Always admired the Linux command prompt (of course they are called shell). Regular expressions, pipelines, and a variety of magical commands can be combined to perform many complex tasks efficiently. Efficiency is really high. After the saliva of the N-year, I finally had the privilege of using Win7, and met the upgraded version of CMD: Windows PowerShell. From then on, the original Windows also have such a tool AH ~
Look at the following Windows script, less than 15 lines of valid code. Under Win7, just right-click the script file and select Run with PowerShell to automatically find the 10 processes that make up the most memory, and then draw the memory they occupy into a three-dimensional pie chart, as shown in.

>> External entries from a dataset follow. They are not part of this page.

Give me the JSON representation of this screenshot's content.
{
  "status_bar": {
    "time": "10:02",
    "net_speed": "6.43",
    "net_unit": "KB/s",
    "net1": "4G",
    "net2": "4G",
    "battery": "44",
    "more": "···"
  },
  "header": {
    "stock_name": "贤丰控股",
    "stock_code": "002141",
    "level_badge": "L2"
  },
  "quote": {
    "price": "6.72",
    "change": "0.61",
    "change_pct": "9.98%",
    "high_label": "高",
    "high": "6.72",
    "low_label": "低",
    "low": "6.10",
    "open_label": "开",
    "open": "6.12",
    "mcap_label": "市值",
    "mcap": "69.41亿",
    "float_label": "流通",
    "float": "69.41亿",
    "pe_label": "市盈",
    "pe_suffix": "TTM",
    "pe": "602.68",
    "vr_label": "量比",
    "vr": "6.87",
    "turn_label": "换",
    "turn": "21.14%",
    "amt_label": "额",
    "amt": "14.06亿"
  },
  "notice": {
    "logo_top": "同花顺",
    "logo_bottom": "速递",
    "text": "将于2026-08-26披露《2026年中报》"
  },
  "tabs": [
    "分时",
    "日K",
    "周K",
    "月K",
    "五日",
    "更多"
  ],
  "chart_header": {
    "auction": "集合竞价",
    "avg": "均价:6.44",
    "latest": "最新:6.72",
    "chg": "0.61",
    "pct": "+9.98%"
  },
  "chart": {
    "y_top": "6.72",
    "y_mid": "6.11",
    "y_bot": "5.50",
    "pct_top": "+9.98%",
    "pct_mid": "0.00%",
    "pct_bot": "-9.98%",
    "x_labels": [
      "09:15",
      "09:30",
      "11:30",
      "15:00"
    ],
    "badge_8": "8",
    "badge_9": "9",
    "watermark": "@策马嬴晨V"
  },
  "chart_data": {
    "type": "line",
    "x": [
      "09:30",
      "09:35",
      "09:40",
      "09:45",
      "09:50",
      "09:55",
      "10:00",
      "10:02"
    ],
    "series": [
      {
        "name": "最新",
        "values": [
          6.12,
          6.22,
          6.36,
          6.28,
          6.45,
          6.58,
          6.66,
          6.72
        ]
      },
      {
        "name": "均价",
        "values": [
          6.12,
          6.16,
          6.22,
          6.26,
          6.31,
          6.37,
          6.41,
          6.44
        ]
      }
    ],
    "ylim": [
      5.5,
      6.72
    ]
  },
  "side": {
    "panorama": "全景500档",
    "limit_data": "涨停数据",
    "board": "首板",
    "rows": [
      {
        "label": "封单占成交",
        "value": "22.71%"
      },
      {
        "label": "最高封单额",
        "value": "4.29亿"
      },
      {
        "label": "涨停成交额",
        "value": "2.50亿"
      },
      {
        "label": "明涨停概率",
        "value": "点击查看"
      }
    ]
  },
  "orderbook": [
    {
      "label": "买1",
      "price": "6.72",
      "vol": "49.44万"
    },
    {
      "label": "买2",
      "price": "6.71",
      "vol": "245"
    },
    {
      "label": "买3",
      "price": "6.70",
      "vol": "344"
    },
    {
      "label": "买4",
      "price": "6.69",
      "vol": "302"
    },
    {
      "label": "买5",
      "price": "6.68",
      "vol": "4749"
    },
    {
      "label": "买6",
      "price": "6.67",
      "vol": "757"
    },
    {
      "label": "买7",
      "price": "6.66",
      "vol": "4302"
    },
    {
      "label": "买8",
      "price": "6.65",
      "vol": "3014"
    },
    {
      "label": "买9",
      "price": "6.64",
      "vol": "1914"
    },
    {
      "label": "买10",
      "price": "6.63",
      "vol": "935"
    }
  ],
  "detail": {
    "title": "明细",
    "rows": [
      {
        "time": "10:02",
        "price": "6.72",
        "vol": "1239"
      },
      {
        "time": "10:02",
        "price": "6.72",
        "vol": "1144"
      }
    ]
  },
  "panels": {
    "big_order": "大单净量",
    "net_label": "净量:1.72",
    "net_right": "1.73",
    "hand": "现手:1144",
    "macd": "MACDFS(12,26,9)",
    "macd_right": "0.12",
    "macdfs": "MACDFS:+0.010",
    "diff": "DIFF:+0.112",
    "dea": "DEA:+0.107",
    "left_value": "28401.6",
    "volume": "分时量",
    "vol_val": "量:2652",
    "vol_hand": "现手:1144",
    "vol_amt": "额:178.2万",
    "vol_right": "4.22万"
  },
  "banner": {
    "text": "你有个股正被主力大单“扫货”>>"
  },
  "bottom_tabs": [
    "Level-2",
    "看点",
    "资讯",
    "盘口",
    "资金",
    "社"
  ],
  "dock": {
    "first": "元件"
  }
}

Press CTRL + C to copy the code

Press CTRL + C to copy the code

(1. This script calls the COM library of Excel. 2. From the point of view of command coupling, of course, the output is more advantageous than the text format, but this example mainly wants to illustrate the power of PowerShell and the excellent reusability of Microsoft products. 3. To start PowerShell manually, you can type PowerShell return directly in the search box in the Start menu.
After simply appreciating the power of PowerShell, here are a few things to look at PowerShell's advantages over previous versions of the command prompt and even the Linux shell.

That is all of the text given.